Crime and the Chicken House

 

"I'm not going to wear them!"

"Oh yes you are!"

"I'm not going to school if you make me wear them!"

"Oh yes you are!"

"They're the ugliest things I've ever seen. Nobody wears those any more!"

"Yes they do. We do!"

"I hate  those rubbers. I'm not wearing them and I mean it. I really mean it."

And with that I seized the thick brown molded rubbers my mother was holding out and pulled them with trembling fingers and shaking hands over my brown lace shoes, storming out our barn door and down the gravel driveway to begin a half-mile walk to school on a misty New England morning.

I tramped through barely perceptible puddles along the edge of the road and turned the corner by the Reed's house, the big house that was next door to ours. I kept muttering to myself: "Evidently she doesn't know I'm a sixth-grader yet, or else that just doesn't make any difference to her." Suddenly a strange and mutinous idea broke into my head like an enemy soldier bursting into a house.

I looked carefully to see if Mrs. Reed was watching out her window. When I didn't see her, I took the rubbers off swiftly, ran up to a large bush that crowded against the white clapboards on the side of her house, slipped the rubbers deftly underneath it and kept on walking, as though I had only stopped to look at a caterpillar.

In a town that can still measure its population with three digits, you have to be careful of every little thing you do. Insurrectionists find it's hardly worth the bother, not because of any moral inhibition, but just because every crime is discovered practically the moment it happens and reported to the home authorities, i.e. parents, almost before the criminal can get home himself. I had seen many examples of this in my town.

One time my older brother Ted was wandering through the center of town with a couple of his alleged friends. They stopped behind someone's house to study the architecture of an abandoned chicken house. They noticed that many of the small windows were already broken, but that there were still a fair number of unbroken windows. The shed had not been occupied for years, so they didn't see any real need for those unbroken windows, and they subdued them quickly with stones.

My brother Ted could run fast. But not quite as fast as Rumor can make it across a small town. By the time Ted got home, Rumor had already been there, and my mother knew that a very angry chicken-house owner was on his way to talk to her. What was amazing about all this was not the severity of the crime or the punishment (hard labor for Ted and his friends for three afternoons), but the swiftness with which the crime was reported and tried and a sentence handed down. Justice was done almost before the stones began their downward slide into the panes of glass.

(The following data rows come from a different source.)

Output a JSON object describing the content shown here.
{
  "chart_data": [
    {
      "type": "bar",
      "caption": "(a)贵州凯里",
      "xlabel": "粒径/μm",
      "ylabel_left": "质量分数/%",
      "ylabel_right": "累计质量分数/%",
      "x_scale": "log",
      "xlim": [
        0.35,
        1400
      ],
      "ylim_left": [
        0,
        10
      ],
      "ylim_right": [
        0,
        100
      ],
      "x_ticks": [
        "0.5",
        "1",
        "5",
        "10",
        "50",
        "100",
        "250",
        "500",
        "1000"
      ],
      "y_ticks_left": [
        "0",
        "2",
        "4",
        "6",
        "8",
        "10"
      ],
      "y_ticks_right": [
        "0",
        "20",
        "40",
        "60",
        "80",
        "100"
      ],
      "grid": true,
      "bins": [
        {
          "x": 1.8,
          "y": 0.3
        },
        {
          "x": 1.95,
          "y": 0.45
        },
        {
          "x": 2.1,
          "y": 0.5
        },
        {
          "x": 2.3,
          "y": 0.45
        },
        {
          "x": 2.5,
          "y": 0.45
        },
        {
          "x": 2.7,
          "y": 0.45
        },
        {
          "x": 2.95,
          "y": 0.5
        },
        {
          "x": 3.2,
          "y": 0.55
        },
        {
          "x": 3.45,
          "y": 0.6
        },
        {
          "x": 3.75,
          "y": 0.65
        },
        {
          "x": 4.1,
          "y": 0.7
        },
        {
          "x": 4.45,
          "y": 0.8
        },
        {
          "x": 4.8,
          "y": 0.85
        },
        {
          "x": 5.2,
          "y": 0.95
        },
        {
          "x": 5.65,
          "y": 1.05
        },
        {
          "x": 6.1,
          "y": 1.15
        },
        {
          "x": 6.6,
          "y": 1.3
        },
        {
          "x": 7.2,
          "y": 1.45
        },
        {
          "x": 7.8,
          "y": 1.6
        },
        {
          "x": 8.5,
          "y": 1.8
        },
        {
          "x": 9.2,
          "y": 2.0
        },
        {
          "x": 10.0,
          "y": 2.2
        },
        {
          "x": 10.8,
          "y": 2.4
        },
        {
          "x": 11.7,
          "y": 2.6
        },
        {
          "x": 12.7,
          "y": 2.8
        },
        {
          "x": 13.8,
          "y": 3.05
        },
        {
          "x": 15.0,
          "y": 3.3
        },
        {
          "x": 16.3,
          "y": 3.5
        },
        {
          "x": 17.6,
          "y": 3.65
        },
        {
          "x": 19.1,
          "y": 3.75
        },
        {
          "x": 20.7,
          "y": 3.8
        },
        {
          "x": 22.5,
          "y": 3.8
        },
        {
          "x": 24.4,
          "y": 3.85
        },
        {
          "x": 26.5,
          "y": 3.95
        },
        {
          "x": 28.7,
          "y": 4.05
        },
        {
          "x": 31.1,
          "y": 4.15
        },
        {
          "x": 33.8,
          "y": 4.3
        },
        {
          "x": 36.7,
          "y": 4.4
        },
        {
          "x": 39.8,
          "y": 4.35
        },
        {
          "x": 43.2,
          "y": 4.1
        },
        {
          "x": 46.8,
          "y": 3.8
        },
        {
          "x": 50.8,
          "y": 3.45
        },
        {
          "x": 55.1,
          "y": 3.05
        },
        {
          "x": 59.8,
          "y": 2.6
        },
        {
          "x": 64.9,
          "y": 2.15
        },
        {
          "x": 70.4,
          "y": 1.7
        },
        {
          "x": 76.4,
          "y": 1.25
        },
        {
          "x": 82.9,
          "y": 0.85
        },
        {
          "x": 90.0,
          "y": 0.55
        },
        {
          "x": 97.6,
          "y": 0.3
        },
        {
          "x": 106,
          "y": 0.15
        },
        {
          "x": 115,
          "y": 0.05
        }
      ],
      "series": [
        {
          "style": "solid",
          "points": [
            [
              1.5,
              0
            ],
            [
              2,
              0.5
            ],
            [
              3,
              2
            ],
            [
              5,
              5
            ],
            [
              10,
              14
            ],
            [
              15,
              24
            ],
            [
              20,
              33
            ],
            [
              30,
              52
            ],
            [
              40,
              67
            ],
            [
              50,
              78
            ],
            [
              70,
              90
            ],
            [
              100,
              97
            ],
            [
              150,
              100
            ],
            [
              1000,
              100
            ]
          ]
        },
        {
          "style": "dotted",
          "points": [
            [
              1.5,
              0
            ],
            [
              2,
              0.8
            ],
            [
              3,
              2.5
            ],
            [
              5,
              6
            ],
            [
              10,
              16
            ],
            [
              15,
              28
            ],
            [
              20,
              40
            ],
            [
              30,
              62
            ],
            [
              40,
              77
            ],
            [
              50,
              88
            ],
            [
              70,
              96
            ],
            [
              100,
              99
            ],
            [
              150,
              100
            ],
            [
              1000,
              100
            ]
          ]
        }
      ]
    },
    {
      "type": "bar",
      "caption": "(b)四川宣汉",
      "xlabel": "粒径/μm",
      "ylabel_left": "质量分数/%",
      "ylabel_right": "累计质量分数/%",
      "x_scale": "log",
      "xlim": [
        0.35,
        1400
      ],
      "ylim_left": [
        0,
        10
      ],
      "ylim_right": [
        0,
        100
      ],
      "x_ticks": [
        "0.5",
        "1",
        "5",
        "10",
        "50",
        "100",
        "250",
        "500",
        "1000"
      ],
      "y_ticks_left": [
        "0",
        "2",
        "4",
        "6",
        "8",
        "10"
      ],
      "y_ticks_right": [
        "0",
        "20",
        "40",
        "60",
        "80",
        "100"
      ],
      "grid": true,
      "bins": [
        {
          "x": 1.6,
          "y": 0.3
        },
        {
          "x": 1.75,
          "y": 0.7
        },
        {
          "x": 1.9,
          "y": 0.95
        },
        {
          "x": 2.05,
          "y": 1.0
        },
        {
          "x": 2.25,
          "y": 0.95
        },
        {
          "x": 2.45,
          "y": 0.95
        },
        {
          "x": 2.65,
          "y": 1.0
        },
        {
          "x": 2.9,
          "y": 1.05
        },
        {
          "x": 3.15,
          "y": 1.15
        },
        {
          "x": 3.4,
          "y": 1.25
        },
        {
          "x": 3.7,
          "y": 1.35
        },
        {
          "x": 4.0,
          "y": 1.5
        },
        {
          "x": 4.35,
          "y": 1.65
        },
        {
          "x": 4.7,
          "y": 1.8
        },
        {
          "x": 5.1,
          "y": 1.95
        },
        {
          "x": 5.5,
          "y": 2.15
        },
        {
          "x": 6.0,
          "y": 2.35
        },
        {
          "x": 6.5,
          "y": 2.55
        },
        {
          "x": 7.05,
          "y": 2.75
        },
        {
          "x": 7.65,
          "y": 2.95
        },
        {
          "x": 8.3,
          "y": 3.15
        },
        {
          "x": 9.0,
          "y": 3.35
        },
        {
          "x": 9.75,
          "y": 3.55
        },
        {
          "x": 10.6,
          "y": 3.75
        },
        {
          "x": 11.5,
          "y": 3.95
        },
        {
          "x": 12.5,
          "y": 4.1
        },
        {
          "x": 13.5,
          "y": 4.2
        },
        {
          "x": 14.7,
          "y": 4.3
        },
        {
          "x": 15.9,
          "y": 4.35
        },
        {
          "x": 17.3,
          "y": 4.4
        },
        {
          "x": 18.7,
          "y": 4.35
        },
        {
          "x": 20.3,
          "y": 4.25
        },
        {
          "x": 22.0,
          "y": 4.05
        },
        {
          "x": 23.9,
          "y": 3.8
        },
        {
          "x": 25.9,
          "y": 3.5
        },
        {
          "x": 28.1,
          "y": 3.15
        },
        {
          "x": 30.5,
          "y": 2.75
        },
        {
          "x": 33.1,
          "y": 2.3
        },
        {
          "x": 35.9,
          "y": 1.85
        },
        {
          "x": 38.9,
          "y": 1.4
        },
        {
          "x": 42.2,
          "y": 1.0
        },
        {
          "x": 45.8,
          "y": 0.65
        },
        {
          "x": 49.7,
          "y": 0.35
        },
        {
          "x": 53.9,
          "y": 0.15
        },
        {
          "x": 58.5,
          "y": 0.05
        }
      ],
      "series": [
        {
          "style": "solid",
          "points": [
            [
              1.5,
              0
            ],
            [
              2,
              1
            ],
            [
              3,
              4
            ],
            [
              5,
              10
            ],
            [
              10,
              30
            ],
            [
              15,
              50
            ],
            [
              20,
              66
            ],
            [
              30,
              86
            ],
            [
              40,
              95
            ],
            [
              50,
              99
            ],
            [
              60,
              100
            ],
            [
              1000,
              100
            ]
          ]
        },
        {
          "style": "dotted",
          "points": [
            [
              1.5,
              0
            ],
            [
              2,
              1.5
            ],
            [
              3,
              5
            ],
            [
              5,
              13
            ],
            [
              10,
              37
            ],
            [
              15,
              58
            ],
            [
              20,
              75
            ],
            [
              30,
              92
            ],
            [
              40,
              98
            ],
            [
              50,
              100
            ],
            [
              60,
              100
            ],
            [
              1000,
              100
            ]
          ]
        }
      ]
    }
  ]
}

It's hard to understand what made me think I could turn to a life of crime under these circumstances. I was edgy all the way to school. I had never managed to keep my feet so dry as I did that morning. I was fidgety behind my desk all day. My penmanship lesson went terribly. After school, I practically ran home. When I got to the Reed's house, I searched again for witnesses. I didn't see any. I rushed up to the bush.

My close-cropped hair stood almost on end when I looked and couldn't find the brown rubbers anywhere. After casually leaning round and examining every bush for strange creatures of any sort, I finally gave up and dragged myself defeated home. As I entered through the barn and into the mud room I saw the brown rubbers neatly lined up in their usual place. I went inside and found my mother having tea with a visitor I'd seen many times, whose name started with a big R. By the time my mother had said hello and politely asked me about my day at school, I had already reevaluated my future.